Crosstrainer: testing the use of multimodal interfaces in situ

We report the results of an exploratory 8-day field study of CrossTrainer: a mobile game with crossmodal audio and tactile feedback. Our research focuses on the longitudinal effects on performance with audio and tactile feedback, the impact of context such as location and situation on performance and personal modality preference. The results of this study indicate that crossmodal feedback can aid users in entering answers quickly and accurately using a variety of different widgets. Our study shows that there are times when audio is more appropriate than tactile and vice versa and for this reason devices should support both tactile and audio feedback to cover the widest range of environments, user preference, locations and tasks.

Crossmodal icons for information display

This paper describes a novel form of display using crossmodal output. A crossmodal icon is an abstract icon that can be instantiated in one of two equivalent forms (auditory or tactile). These can be used in interfaces as a means of non-visual output. This paper discusses how crossmodal icons can be constructed and the potential benefits they bring to mobile human computer interfaces.

Crossmodal spatial location: initial experiments

This paper describes an alternative form of interaction for mobile devices using crossmodal output.
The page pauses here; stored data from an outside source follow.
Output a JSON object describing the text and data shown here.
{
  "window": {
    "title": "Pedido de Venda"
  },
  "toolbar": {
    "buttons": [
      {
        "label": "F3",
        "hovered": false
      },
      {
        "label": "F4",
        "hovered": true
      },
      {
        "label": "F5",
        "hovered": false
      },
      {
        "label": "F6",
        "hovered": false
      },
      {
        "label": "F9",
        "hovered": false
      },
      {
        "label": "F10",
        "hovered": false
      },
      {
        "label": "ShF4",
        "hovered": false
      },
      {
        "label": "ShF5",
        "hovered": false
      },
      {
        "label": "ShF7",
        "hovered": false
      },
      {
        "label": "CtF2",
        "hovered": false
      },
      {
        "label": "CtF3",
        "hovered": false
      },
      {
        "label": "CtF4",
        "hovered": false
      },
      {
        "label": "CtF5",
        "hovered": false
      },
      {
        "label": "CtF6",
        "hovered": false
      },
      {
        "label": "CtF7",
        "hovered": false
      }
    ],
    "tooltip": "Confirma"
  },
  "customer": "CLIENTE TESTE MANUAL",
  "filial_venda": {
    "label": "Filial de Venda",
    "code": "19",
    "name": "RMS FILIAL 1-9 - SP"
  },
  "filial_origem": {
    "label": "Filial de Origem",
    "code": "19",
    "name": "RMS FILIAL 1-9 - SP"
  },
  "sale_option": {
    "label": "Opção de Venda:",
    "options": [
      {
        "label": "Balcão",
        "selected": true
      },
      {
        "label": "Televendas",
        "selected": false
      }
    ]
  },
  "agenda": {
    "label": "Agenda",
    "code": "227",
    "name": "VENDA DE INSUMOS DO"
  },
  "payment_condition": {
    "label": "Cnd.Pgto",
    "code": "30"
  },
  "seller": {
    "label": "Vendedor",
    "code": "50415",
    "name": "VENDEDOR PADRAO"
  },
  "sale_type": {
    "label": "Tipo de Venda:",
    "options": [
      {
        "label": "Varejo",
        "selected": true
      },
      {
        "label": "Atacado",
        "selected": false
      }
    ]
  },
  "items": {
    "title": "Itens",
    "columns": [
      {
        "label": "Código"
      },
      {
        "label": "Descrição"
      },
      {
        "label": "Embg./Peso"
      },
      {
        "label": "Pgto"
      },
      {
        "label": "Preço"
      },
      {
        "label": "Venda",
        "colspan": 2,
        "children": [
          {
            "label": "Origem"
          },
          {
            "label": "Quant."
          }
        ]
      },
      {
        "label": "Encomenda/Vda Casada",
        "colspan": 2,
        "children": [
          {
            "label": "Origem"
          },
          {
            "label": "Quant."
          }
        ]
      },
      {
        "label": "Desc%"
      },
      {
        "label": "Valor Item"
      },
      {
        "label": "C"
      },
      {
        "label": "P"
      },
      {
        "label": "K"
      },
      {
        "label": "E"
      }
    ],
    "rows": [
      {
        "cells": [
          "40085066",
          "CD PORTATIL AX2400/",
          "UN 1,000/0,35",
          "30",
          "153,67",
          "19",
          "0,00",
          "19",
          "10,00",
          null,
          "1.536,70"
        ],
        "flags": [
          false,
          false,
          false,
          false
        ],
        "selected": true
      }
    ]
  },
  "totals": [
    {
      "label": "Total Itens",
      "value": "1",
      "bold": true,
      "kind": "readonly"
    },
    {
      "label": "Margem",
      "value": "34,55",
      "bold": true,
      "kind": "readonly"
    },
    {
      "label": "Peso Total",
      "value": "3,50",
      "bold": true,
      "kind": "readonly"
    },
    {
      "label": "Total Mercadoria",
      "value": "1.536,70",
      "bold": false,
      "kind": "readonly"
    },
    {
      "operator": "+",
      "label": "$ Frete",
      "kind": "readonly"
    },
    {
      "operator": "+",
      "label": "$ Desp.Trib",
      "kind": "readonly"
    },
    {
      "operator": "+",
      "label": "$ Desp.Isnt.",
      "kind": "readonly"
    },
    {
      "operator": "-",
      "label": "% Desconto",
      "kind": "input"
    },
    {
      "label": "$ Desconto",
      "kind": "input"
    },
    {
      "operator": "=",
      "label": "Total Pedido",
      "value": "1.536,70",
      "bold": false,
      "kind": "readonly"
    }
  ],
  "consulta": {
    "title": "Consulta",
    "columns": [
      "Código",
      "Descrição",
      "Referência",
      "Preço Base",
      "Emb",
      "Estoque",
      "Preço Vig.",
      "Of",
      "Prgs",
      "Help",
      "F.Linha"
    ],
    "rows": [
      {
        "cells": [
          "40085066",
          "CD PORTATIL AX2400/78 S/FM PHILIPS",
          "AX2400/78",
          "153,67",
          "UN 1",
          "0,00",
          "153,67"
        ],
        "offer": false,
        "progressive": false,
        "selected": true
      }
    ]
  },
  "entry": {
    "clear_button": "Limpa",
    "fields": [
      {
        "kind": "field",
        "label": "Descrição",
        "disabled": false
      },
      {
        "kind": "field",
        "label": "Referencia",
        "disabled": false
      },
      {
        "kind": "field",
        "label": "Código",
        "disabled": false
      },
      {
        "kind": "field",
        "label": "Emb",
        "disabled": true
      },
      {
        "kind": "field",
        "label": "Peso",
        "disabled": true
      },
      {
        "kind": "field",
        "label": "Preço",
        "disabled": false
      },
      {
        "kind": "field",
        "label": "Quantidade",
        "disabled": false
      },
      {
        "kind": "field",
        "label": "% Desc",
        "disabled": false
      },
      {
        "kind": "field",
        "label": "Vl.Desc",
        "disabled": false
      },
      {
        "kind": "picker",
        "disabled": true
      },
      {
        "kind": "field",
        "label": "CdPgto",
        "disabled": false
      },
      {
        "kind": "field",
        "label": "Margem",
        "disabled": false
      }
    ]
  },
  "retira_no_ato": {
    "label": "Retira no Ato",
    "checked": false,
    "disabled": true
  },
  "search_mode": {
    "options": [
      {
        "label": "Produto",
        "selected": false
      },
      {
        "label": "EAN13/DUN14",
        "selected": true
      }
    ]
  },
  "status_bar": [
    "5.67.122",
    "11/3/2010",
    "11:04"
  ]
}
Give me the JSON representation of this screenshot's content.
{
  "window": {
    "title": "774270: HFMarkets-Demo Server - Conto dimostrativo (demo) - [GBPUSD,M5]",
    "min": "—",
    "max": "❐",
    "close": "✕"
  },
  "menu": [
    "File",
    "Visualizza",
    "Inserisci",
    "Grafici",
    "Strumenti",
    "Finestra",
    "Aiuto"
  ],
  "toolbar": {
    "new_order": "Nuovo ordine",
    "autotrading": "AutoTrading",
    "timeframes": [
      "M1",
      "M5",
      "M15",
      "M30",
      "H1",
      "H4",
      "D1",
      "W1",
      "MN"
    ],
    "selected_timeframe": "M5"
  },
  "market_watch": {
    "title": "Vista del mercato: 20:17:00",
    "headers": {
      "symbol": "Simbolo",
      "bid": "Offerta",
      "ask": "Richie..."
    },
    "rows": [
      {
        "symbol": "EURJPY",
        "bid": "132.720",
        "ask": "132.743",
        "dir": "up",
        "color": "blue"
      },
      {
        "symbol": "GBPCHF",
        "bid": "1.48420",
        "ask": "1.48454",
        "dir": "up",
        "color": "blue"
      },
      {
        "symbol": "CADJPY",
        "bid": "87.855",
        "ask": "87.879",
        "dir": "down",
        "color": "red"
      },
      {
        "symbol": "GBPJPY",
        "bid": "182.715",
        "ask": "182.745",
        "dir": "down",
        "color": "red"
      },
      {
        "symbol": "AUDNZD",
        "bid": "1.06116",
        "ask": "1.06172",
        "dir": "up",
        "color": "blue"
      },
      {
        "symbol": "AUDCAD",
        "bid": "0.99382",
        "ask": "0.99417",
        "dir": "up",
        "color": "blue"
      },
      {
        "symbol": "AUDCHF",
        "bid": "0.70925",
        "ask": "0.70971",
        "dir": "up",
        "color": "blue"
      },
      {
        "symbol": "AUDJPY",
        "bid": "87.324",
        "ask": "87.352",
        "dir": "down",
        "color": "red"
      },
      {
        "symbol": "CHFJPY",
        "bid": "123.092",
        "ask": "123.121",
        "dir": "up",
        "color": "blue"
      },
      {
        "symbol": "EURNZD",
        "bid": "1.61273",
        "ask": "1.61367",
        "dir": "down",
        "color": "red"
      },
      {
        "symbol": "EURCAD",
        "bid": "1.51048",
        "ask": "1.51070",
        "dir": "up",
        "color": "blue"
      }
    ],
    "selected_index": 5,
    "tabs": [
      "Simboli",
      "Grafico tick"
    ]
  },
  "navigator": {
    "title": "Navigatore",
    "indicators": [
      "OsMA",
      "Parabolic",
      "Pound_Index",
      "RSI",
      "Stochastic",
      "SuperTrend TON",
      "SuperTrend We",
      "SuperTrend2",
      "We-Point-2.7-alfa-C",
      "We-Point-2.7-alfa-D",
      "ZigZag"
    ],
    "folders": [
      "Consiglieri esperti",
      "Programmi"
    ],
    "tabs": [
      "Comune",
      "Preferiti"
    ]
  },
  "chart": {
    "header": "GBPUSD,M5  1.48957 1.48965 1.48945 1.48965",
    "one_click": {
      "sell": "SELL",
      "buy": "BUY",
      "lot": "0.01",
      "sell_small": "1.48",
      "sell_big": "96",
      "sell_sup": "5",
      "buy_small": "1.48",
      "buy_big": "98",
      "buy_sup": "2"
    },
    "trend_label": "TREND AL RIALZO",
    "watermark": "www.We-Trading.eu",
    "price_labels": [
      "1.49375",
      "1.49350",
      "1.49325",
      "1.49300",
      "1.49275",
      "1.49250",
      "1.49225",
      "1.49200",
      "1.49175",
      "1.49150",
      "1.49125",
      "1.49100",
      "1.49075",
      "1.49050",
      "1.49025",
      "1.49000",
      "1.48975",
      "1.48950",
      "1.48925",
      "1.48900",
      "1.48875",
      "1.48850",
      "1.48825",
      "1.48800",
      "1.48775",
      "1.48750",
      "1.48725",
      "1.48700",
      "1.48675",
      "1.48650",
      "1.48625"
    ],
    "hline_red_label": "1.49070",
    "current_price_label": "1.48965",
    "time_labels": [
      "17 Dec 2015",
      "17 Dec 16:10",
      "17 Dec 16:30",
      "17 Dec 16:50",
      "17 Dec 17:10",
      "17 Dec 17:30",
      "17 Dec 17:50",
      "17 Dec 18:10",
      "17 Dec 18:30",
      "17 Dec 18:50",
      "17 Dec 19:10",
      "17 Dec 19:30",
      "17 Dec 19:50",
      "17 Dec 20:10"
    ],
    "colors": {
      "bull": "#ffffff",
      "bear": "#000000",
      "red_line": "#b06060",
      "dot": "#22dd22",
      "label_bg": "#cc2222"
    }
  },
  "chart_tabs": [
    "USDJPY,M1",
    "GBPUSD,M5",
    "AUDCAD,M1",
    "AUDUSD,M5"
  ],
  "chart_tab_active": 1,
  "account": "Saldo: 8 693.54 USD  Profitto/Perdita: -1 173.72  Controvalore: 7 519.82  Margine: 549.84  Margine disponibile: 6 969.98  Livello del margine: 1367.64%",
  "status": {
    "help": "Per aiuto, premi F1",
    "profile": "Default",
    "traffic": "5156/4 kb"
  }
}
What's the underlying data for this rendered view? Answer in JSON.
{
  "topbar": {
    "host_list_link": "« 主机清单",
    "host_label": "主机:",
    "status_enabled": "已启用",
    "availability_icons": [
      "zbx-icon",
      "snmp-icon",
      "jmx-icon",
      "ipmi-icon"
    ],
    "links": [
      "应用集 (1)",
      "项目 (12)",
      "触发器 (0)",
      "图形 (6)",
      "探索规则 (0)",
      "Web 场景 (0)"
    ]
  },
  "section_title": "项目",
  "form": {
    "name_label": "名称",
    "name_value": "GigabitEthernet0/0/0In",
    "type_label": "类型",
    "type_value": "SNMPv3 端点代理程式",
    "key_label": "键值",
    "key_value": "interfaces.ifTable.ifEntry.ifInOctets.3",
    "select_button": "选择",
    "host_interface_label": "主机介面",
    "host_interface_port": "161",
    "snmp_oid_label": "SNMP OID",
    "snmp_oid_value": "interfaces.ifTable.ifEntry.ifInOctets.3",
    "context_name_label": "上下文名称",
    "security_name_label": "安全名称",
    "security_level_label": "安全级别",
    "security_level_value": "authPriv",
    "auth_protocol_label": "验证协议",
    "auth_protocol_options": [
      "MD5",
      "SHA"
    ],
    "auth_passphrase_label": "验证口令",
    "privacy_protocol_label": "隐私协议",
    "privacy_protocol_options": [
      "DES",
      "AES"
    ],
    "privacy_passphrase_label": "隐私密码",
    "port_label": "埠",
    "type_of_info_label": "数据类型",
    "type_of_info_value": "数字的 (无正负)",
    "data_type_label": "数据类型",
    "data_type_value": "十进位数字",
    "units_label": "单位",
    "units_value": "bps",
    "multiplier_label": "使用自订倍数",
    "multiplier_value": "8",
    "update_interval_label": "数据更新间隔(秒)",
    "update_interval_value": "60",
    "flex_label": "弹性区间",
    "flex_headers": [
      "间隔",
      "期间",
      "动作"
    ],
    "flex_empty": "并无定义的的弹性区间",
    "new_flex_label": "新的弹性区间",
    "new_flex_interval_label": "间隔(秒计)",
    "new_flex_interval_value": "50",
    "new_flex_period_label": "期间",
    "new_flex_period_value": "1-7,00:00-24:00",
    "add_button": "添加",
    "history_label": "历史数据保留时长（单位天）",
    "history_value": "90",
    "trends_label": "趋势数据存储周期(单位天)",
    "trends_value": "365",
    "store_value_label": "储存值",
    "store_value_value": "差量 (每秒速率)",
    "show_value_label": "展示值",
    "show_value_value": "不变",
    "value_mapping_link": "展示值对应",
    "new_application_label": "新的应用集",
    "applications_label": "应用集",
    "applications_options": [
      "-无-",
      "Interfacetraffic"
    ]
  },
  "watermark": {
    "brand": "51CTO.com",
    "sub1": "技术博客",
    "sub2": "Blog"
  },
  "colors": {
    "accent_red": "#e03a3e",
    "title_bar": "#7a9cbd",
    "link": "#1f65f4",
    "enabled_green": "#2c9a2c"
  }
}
The aim of our work is to investigate the equivalence of audio and tactile displays so that the same messages can be presented in one form or another. Initial experiments show that spatial location can be perceived as equivalent in both the auditory and tactile modalities Results show that participants are able to map presented 3D audio positions to tactile body positions on the waist most effectively when mobile and that there are significantly more errors made when using the ankle or wrist. This paper compares the results from both a static and mobile experiment on crossmodal spatial location and outlines the most effective ways to use this crossmodal output in a mobile context.